İşin en kahreden tarafı ise şudur:
Bu özel karede kendine yer bulanlar, gerçekleri saptırmak için de şu iddiayı yaydılar topluma; "Haydar Baş 28 Şubat'tan niye etkilenmedi? Demek ki bir yerlerin adamıdır."
Ismarlama sorunun son cümlesini iyi analiz edersek sağlıklı sonuca varabiliriz aslında. Bu biraz da "merd-i Kıpti sirkatin söylerken şecaatini arz eder" darb-i misaline benziyor.

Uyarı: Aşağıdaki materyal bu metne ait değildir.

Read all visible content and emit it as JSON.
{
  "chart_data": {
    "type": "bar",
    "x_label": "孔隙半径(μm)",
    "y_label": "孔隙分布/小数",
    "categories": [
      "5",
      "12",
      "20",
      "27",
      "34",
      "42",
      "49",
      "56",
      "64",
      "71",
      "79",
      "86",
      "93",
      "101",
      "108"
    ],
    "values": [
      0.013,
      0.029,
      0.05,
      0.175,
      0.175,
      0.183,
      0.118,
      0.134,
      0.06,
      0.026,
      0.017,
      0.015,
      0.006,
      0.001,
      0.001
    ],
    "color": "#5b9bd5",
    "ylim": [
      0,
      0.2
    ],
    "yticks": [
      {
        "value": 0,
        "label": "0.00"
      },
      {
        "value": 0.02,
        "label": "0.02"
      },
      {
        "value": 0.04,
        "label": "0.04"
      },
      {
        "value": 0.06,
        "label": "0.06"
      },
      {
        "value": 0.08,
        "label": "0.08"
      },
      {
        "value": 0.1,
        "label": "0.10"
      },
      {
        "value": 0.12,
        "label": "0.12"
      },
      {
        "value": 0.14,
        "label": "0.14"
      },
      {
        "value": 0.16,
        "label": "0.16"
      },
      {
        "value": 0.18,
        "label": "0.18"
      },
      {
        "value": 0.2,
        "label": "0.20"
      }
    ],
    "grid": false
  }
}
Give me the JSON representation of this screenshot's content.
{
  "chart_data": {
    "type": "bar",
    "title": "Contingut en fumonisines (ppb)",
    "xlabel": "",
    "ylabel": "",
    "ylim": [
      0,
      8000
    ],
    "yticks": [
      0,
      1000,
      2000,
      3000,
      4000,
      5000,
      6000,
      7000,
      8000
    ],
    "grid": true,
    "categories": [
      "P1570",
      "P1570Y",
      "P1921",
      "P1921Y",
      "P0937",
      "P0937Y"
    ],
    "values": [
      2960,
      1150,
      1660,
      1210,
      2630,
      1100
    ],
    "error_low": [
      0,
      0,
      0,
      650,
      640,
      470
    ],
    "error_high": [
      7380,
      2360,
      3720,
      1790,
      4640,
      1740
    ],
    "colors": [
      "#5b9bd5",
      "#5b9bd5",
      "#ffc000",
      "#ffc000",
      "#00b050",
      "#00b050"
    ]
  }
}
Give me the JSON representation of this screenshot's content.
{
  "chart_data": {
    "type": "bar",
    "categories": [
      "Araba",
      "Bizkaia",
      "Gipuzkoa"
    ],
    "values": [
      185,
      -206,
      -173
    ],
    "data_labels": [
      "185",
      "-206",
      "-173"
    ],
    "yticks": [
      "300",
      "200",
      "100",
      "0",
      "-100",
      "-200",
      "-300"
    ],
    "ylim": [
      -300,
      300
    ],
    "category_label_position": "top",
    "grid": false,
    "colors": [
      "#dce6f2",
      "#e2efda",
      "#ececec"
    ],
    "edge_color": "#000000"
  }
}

28 Şubat'tan etkilenmeyen bir yerlerin adamıdır. Aynen katılıyorum.
28 Şubat'tan etkilenmeyen, faaliyetleri hız kesmeyen, şöhreti yedi düveli tutan mutlaka bir yerlerin adamıdır.
Sayın Prof. Dr. Haydar Baş, 28 Şubat sürecinde, tarihin hiçbir döneminde, hiç kimsenin uğramadığı ve reva görülmediği bir zulme ve haksızlığa uğramıştır. Adına izafe edilen bütün kurum ve kuruluşlar, ya trilyonlarca cezaya çarptırılmış, ya da sudan sebeplerle kapatılmıştır. Sadece İstanbul'da, kuruluşlarında önderlik yaptığı üç kolejin komik gerekçelerle kapılarına kilit vurulmuştur. Sadece bu üç kolejin maddi yükü 10-20 milyon dolardır.
Maltepe Koleji, altında mescit olduğu için,
Güngören Koleji, tuvalet pencereleri küçük olduğu için,
Yayla Koleji, kantininin yeri yetkililere sorulmadan değiştirildiği için kapatılmıştı; hem de okulların açılmasına bir hafta kala.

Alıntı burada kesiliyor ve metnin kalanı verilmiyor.